I have on several occasions seen people stating with certainty that The Book of the Ancestor is my "biggest" series. And I was asked today if that was true.
Here are the sales of my trilogies relative to each other. Obviously there is some contribution from the length of time those series have been on sale. Prince of Thorns, for example, is 12 years old and recently had its 31st reprint in paperback in the UK.
Which is a clue to the answer. The Broken Empire is far and away my most commercially successful work.
I've sold in the region of 2 million books, and the Broken Empire trilogy accounts for over half of those sales by itself.
There are many writers whose career is dominated / overshadowed / represented by one book that they wrote, and that one book's sales may heavily eclipse all the rest put together. Often it's the first book they had published. The mechanism for this is fairly obvious if you think about it.
Would I like some of my other books to bust out just as big? Sure. Do I think they will? The odds are against it, but who knows. Jorg broke down the door, and I'll keep stealing the furniture until someone throws me out.
I think it's impressive Ancestor overcame Red Queen's War. Many author arcs would likely be sloping away consistently due to general fade + how recent the newer entries are, but Ancestor bucks the trend.
ReplyDeleteThe Broken Empire will forever be cherished by me forever because it got me back to reading!

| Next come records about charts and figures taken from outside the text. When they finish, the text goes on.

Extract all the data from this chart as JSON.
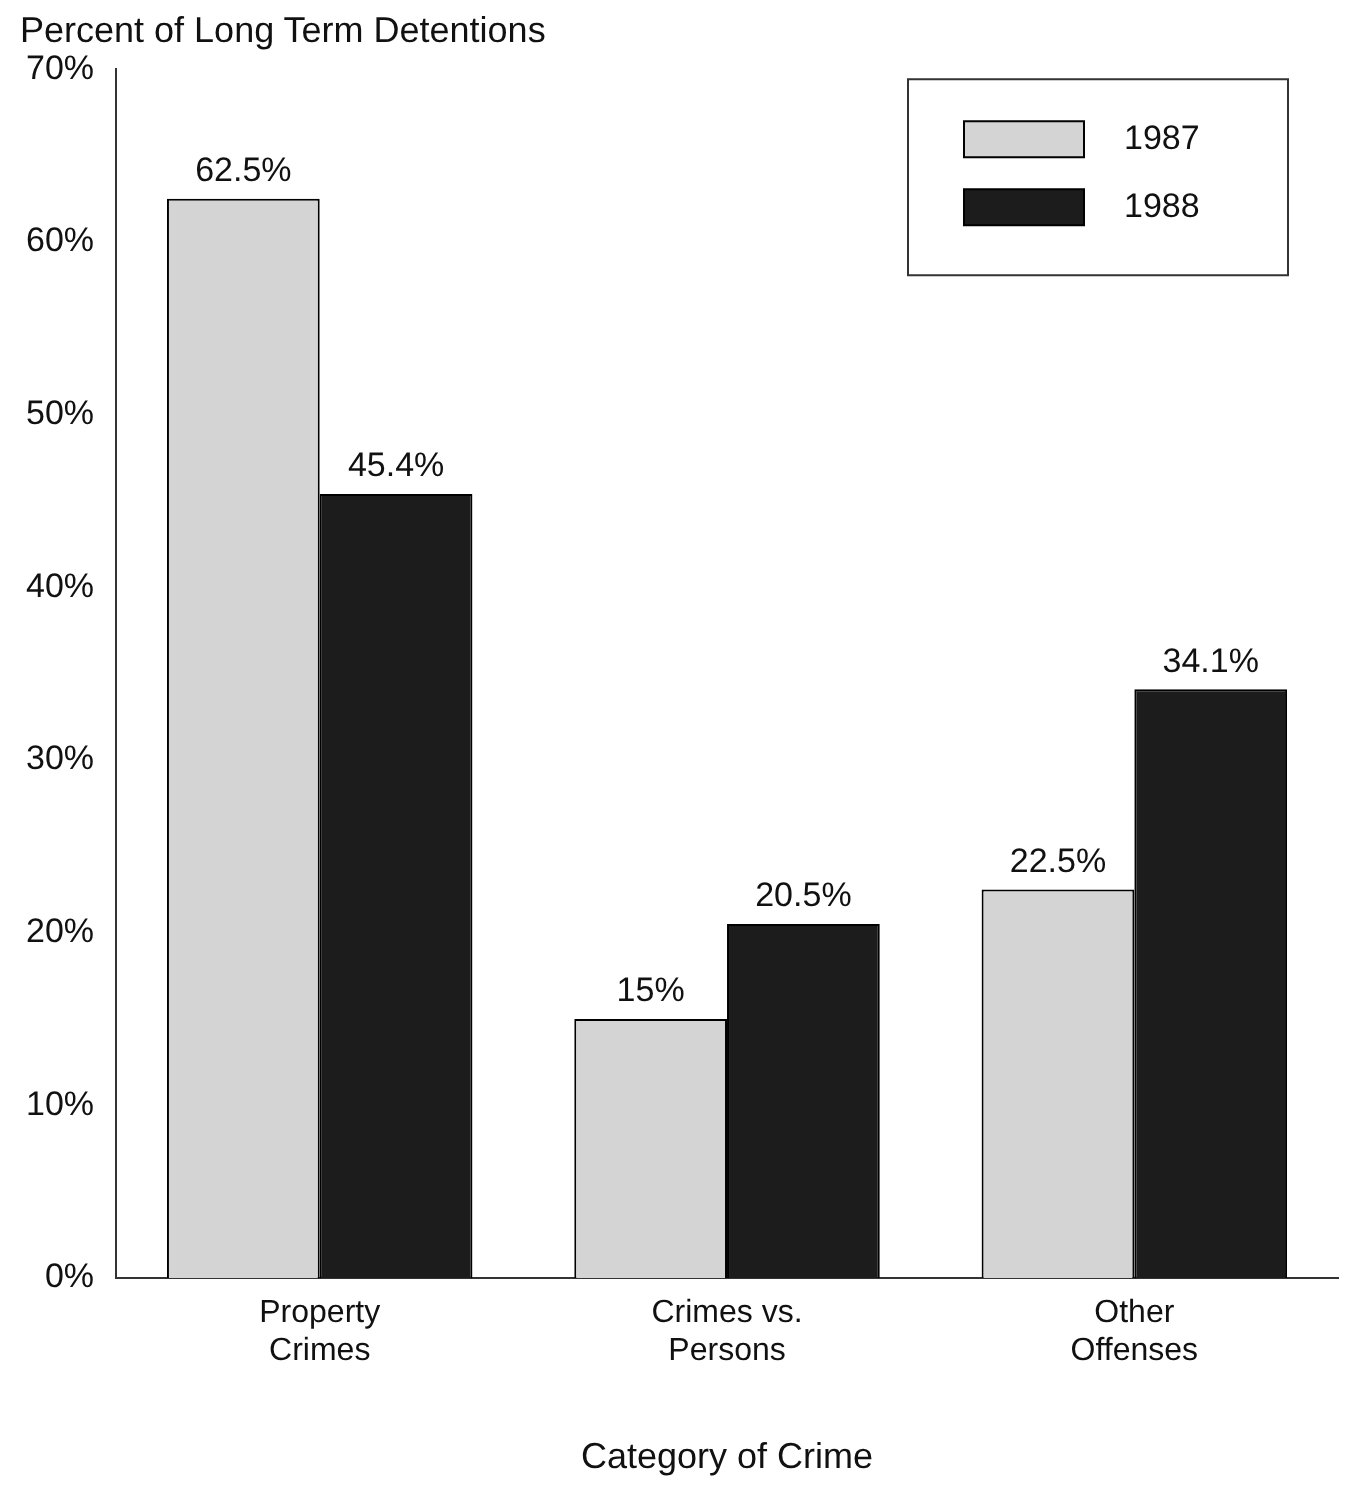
{
  "chart_data": {
    "type": "bar",
    "title": "Percent of Long Term Detentions",
    "xlabel": "Category of Crime",
    "categories": [
      "Property Crimes",
      "Crimes vs. Persons",
      "Other Offenses"
    ],
    "series": [
      {
        "name": "1987",
        "color": "#d4d4d4",
        "values": [
          62.5,
          15,
          22.5
        ],
        "value_labels": [
          "62.5%",
          "15%",
          "22.5%"
        ]
      },
      {
        "name": "1988",
        "color": "#1c1c1c",
        "values": [
          45.4,
          20.5,
          34.1
        ],
        "value_labels": [
          "45.4%",
          "20.5%",
          "34.1%"
        ]
      }
    ],
    "ylim": [
      0,
      70
    ],
    "yticks": [
      {
        "value": 0,
        "label": "0%"
      },
      {
        "value": 10,
        "label": "10%"
      },
      {
        "value": 20,
        "label": "20%"
      },
      {
        "value": 30,
        "label": "30%"
      },
      {
        "value": 40,
        "label": "40%"
      },
      {
        "value": 50,
        "label": "50%"
      },
      {
        "value": 60,
        "label": "60%"
      },
      {
        "value": 70,
        "label": "70%"
      }
    ],
    "grid": false,
    "legend": "top right"
  }
}
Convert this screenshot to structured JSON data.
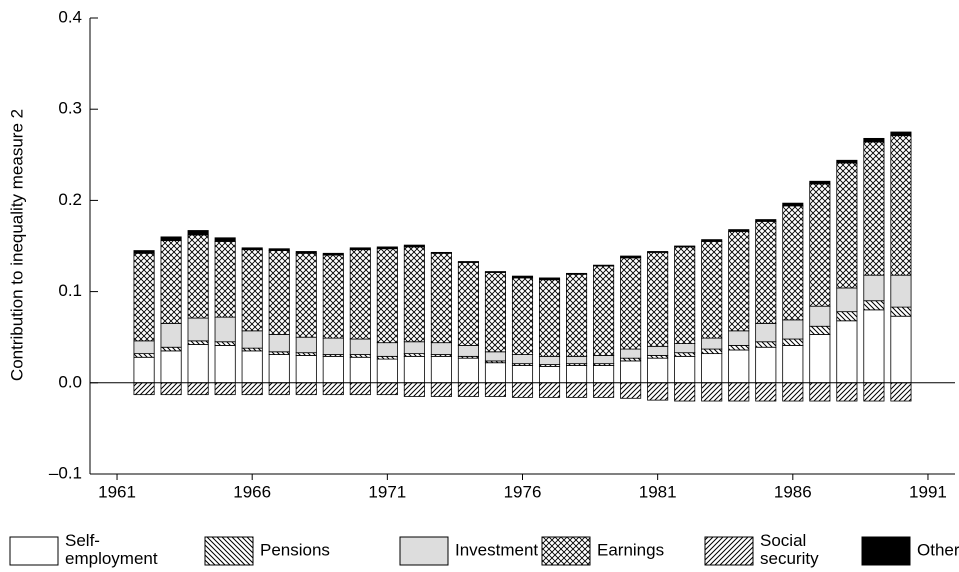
{
  "chart_data": {
    "type": "stacked-bar",
    "y_label": "Contribution to inequality measure 2",
    "x": [
      1962,
      1963,
      1964,
      1965,
      1966,
      1967,
      1968,
      1969,
      1970,
      1971,
      1972,
      1973,
      1974,
      1975,
      1976,
      1977,
      1978,
      1979,
      1980,
      1981,
      1982,
      1983,
      1984,
      1985,
      1986,
      1987,
      1988,
      1989,
      1990
    ],
    "xlim": [
      1960,
      1992
    ],
    "xticks": [
      1961,
      1966,
      1971,
      1976,
      1981,
      1986,
      1991
    ],
    "ylim": [
      -0.1,
      0.4
    ],
    "yticks": [
      {
        "value": -0.1,
        "label": "–0.1"
      },
      {
        "value": 0,
        "label": "0.0"
      },
      0.1,
      0.2,
      0.3,
      0.4
    ],
    "series": [
      {
        "name": "Self-\nemployment",
        "color": "#ffffff",
        "pattern": "solid",
        "values": [
          0.028,
          0.035,
          0.042,
          0.041,
          0.035,
          0.031,
          0.03,
          0.029,
          0.028,
          0.026,
          0.029,
          0.029,
          0.027,
          0.022,
          0.019,
          0.018,
          0.019,
          0.019,
          0.024,
          0.027,
          0.029,
          0.032,
          0.036,
          0.039,
          0.041,
          0.053,
          0.068,
          0.08,
          0.073
        ]
      },
      {
        "name": "Pensions",
        "color": "#000000",
        "pattern": "backslash",
        "values": [
          0.004,
          0.004,
          0.004,
          0.004,
          0.003,
          0.003,
          0.003,
          0.002,
          0.003,
          0.003,
          0.003,
          0.002,
          0.002,
          0.002,
          0.002,
          0.002,
          0.002,
          0.002,
          0.003,
          0.003,
          0.004,
          0.005,
          0.005,
          0.006,
          0.007,
          0.009,
          0.01,
          0.01,
          0.01
        ]
      },
      {
        "name": "Investment",
        "color": "#dddddd",
        "pattern": "solid",
        "values": [
          0.014,
          0.026,
          0.025,
          0.027,
          0.019,
          0.019,
          0.017,
          0.018,
          0.017,
          0.015,
          0.013,
          0.013,
          0.012,
          0.01,
          0.01,
          0.009,
          0.008,
          0.009,
          0.01,
          0.01,
          0.01,
          0.012,
          0.016,
          0.02,
          0.021,
          0.022,
          0.026,
          0.028,
          0.035
        ]
      },
      {
        "name": "Earnings",
        "color": "#000000",
        "pattern": "crosshatch",
        "values": [
          0.096,
          0.091,
          0.091,
          0.083,
          0.089,
          0.092,
          0.092,
          0.091,
          0.098,
          0.103,
          0.104,
          0.098,
          0.091,
          0.087,
          0.084,
          0.084,
          0.09,
          0.098,
          0.1,
          0.103,
          0.106,
          0.106,
          0.109,
          0.112,
          0.125,
          0.134,
          0.137,
          0.146,
          0.153
        ]
      },
      {
        "name": "Social\nsecurity",
        "color": "#000000",
        "pattern": "slash",
        "values": [
          -0.013,
          -0.013,
          -0.013,
          -0.013,
          -0.013,
          -0.013,
          -0.013,
          -0.013,
          -0.013,
          -0.013,
          -0.015,
          -0.015,
          -0.015,
          -0.015,
          -0.016,
          -0.016,
          -0.016,
          -0.016,
          -0.017,
          -0.019,
          -0.02,
          -0.02,
          -0.02,
          -0.02,
          -0.02,
          -0.02,
          -0.02,
          -0.02,
          -0.02
        ]
      },
      {
        "name": "Other",
        "color": "#000000",
        "pattern": "solid",
        "values": [
          0.003,
          0.004,
          0.005,
          0.004,
          0.002,
          0.002,
          0.002,
          0.002,
          0.002,
          0.002,
          0.002,
          0.001,
          0.001,
          0.001,
          0.002,
          0.002,
          0.001,
          0.001,
          0.002,
          0.001,
          0.001,
          0.002,
          0.002,
          0.002,
          0.003,
          0.003,
          0.003,
          0.004,
          0.004
        ]
      }
    ]
  }
}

It will never not be special.
ReplyDeleteThis is a bit surprising to me. I knew Prince of Thorns was by far your best-known work, and I knew Book of the Ancestor was one of the most popular. I expected Book of the Ice to have more sales than Impossible Times due to Book of the Ancestor's popularity and my seeing less discussion of Impossible Times than of the works set in the Broken Empire and on Abeth. Maybe my impression was skewed because I frequent fantasy-related spaces more than sci-fi-related ones.